Every campaign tool lets you save a template. What it doesn't do is enforce that template — so three months and six teammates later, your emails are running four different button styles, two font stacks, and a CTA color that never passed contrast in the first place.
I built kopi to solve the upstream problem: not "how do I make a good email faster" but "how do I stop re-litigating brand decisions every time someone opens a new blank canvas."
The way it works: you define your design system once — fonts, hex values, spacing rules, layout preferences. Kopi internalizes those as constraints, not suggestions. Every email it generates is built against that spec, not around a generic template you have to manually strip back to brand.

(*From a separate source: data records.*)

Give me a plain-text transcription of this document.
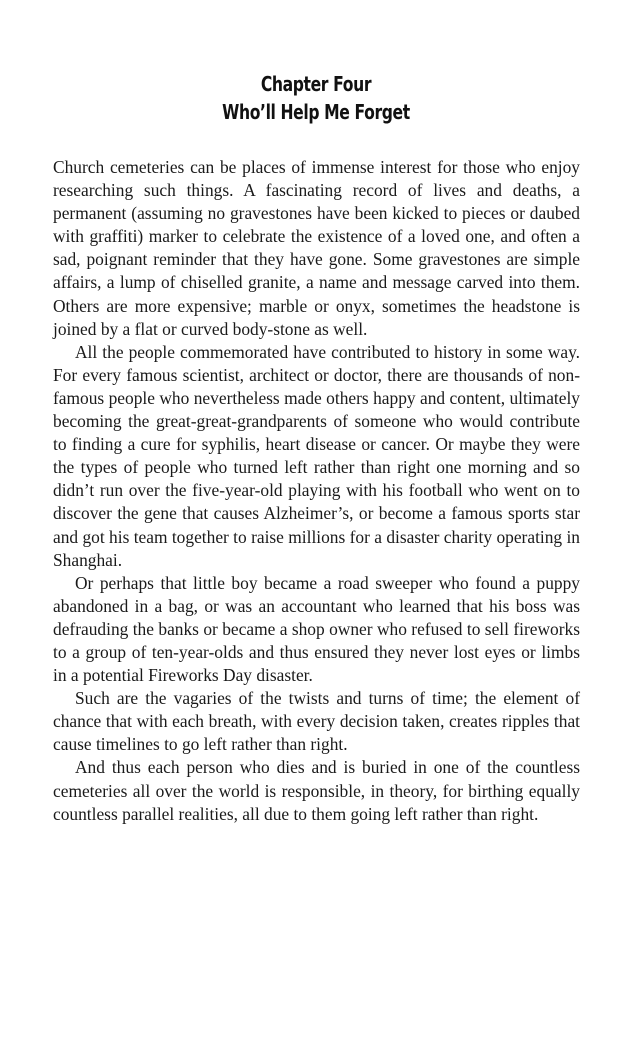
Chapter Four
Who’ll Help Me Forget

Church cemeteries can be places of immense interest for those who enjoy researching such things. A fascinating record of lives and deaths, a permanent (assuming no gravestones have been kicked to pieces or daubed with graffiti) marker to celebrate the existence of a loved one, and often a sad, poignant reminder that they have gone. Some gravestones are simple affairs, a lump of chiselled granite, a name and message carved into them. Others are more expensive; marble or onyx, sometimes the headstone is joined by a flat or curved body-stone as well.

All the people commemorated have contributed to history in some way. For every famous scientist, architect or doctor, there are thousands of non-famous people who nevertheless made others happy and content, ultimately becoming the great-great-grandparents of someone who would contribute to finding a cure for syphilis, heart disease or cancer. Or maybe they were the types of people who turned left rather than right one morning and so didn’t run over the five-year-old playing with his football who went on to discover the gene that causes Alzheimer’s, or become a famous sports star and got his team together to raise millions for a disaster charity operating in Shanghai.

Or perhaps that little boy became a road sweeper who found a puppy abandoned in a bag, or was an accountant who learned that his boss was defrauding the banks or became a shop owner who refused to sell fireworks to a group of ten-year-olds and thus ensured they never lost eyes or limbs in a potential Fireworks Day disaster.

Such are the vagaries of the twists and turns of time; the element of chance that with each breath, with every decision taken, creates ripples that cause timelines to go left rather than right.

And thus each person who dies and is buried in one of the countless cemeteries all over the world is responsible, in theory, for birthing equally countless parallel realities, all due to them going left rather than right.
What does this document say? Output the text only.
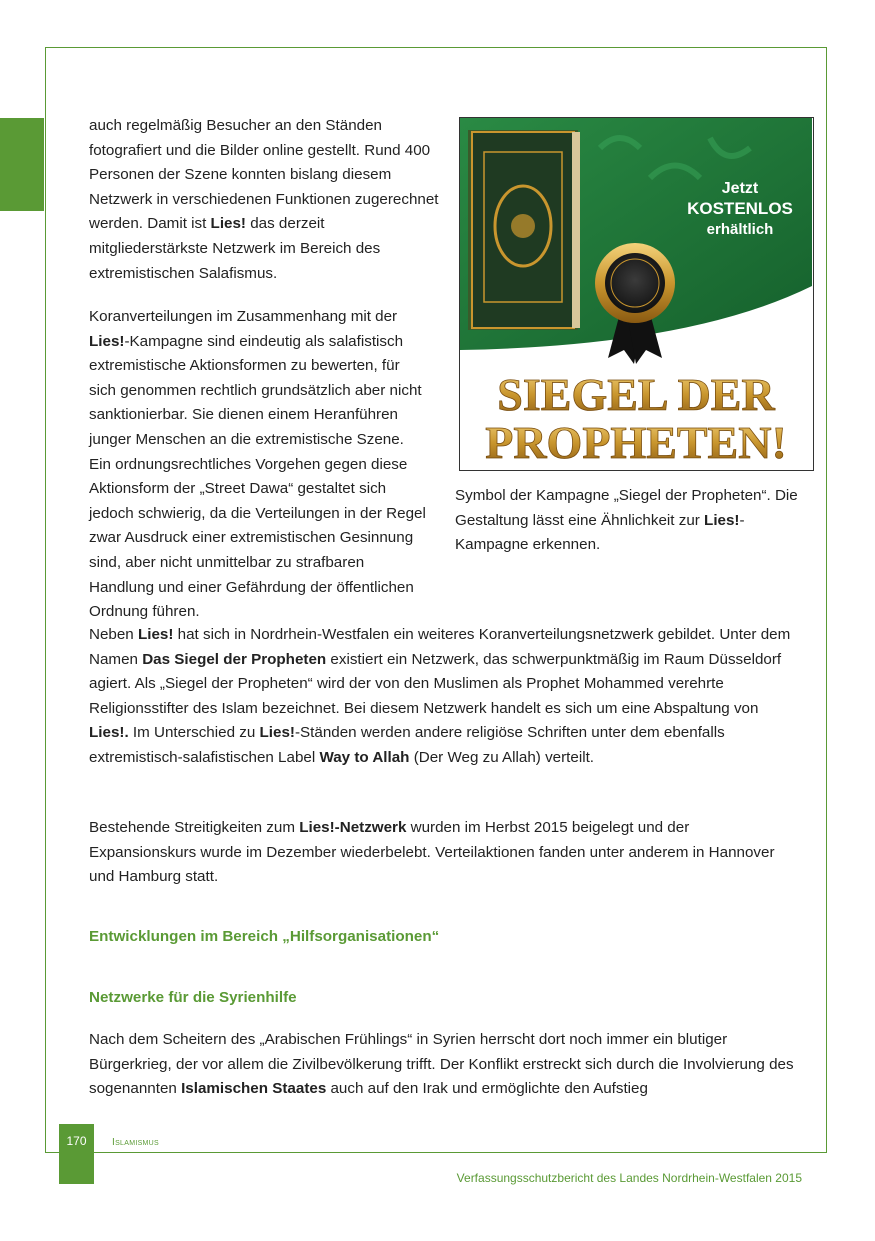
auch regelmäßig Besucher an den Ständen fotografiert und die Bilder online gestellt. Rund 400 Personen der Szene konnten bislang diesem Netzwerk in verschiedenen Funktionen zugerechnet werden. Damit ist Lies! das derzeit mitgliederstärkste Netzwerk im Bereich des extremistischen Salafismus.

Koranverteilungen im Zusammenhang mit der Lies!-Kampagne sind eindeutig als salafistisch extremistische Aktionsformen zu bewerten, für sich genommen rechtlich grundsätzlich aber nicht sanktionierbar. Sie dienen einem Heranführen junger Menschen an die extremistische Szene. Ein ordnungsrechtliches Vorgehen gegen diese Aktionsform der „Street Dawa“ gestaltet sich jedoch schwierig, da die Verteilungen in der Regel zwar Ausdruck einer extremistischen Gesinnung sind, aber nicht unmittelbar zu strafbaren Handlung und einer Gefährdung der öffentlichen Ordnung führen.

Jetzt
KOSTENLOS
erhältlich
SIEGEL DER
PROPHETEN!

Symbol der Kampagne „Siegel der Propheten“. Die Gestaltung lässt eine Ähnlichkeit zur Lies!-Kampagne erkennen.

Neben Lies! hat sich in Nordrhein-Westfalen ein weiteres Koranverteilungsnetzwerk gebildet. Unter dem Namen Das Siegel der Propheten existiert ein Netzwerk, das schwerpunktmäßig im Raum Düsseldorf agiert. Als „Siegel der Propheten“ wird der von den Muslimen als Prophet Mohammed verehrte Religionsstifter des Islam bezeichnet. Bei diesem Netzwerk handelt es sich um eine Abspaltung von Lies!. Im Unterschied zu Lies!-Ständen werden andere religiöse Schriften unter dem ebenfalls extremistisch-salafistischen Label Way to Allah (Der Weg zu Allah) verteilt.

Bestehende Streitigkeiten zum Lies!-Netzwerk wurden im Herbst 2015 beigelegt und der Expansionskurs wurde im Dezember wiederbelebt. Verteilaktionen fanden unter anderem in Hannover und Hamburg statt.

Entwicklungen im Bereich „Hilfsorganisationen“
Netzwerke für die Syrienhilfe

Nach dem Scheitern des „Arabischen Frühlings“ in Syrien herrscht dort noch immer ein blutiger Bürgerkrieg, der vor allem die Zivilbevölkerung trifft. Der Konflikt erstreckt sich durch die Involvierung des sogenannten Islamischen Staates auch auf den Irak und ermöglichte den Aufstieg

170	Islamismus
Verfassungsschutzbericht des Landes Nordrhein-Westfalen 2015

The part that caught me off guard building this: the design system also feeds the scoring pass. Every output gets evaluated against 12+ criteria — layout hierarchy, mobile readability, CTA contrast — on a 0-100 scale. That score isn't abstract; it's partly grounded in whether your specific brand choices (say, a low-contrast palette you chose deliberately) are applied consistently, versus slipping. A campaign that scores 80+ in the public gallery at trykopi.ai/emails hit that bar with real brand constraints active, not on a clean default.
The Klaviyo integration handles export directly, so the path from brief to campaign is: write a prompt, get a scored HTML email in under 5 minutes, push to Klaviyo. No copy-paste, no manual QA pass to check if someone swapped the button color again.
If you're working in Claude Code or Cursor, it also runs as an MCP server — same generation and scoring, inside your editor.